On 9/24/2014 9:26 AM, Martijn Dashorst wrote:
On Wed, Sep 24, 2014 at 2:13 AM, Garret Wilson <gar...@globalmentor.com> wrote:
I'm not denying that versioned pages may be a useful concept for some use
cases (even though I can't think of any offhand).
Persioning is a very useful concept and used in many applications. You
are just focussing on your particular use case for today and not
thinking of broader issues that we have tackled for about a decade.

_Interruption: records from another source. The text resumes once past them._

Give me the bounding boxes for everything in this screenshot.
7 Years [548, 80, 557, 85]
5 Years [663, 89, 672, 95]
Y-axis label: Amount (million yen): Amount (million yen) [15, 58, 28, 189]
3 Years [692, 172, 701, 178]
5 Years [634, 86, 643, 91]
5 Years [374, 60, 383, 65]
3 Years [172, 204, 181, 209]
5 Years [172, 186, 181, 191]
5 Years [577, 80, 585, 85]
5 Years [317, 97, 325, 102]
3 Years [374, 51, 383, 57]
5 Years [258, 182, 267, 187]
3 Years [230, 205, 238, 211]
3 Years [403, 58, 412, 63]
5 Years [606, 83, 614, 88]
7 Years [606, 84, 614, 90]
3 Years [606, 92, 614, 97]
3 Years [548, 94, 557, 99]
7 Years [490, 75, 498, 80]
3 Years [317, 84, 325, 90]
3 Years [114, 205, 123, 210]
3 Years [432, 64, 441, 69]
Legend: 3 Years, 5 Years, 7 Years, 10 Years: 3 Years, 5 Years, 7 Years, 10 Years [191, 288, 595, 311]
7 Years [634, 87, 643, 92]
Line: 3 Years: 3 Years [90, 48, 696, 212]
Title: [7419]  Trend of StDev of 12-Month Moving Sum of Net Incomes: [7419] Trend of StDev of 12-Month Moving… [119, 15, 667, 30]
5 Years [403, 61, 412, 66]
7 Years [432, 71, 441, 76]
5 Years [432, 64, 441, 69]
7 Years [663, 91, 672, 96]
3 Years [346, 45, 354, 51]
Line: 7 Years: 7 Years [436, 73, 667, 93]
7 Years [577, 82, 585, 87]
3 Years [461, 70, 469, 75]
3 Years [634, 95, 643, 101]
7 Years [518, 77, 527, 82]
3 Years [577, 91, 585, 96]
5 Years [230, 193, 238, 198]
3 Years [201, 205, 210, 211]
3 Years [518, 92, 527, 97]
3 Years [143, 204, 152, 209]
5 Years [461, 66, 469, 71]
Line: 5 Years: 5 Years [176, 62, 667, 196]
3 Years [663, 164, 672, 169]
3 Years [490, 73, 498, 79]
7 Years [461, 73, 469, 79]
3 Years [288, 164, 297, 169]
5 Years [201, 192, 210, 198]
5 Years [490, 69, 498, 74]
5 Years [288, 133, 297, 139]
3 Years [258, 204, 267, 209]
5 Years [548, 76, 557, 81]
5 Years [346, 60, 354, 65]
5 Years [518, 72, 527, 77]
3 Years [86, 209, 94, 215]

Take google's search page with the pagination at the bottom. Click on
2, click on back. What do you expect? go back to the page before you
searched google? Or go back to page 1?
But note that in your example you're not talking about the "version of
the page". You're pointing to a /navigation control/, which of course I
would expect to interact with navigation. Notice that when you page back
and forth, you actually change the URL query (e.g. start=10). So you're
not changing the "version" of the page---you're actually modifying the
query you send to the page, and of course you can navigate among
different page queries. In fact Wicket already has a totally separate
mechanism for sending queries to pages through page parameters, exactly
like Google is doing.
I am completely in favor of sending page query parameters in the URL
when I want to specify what data should be retrieved from a query, and
for the user to navigate among queries. But I still (in my use case)
don't have a need for that same query page to be "versioned".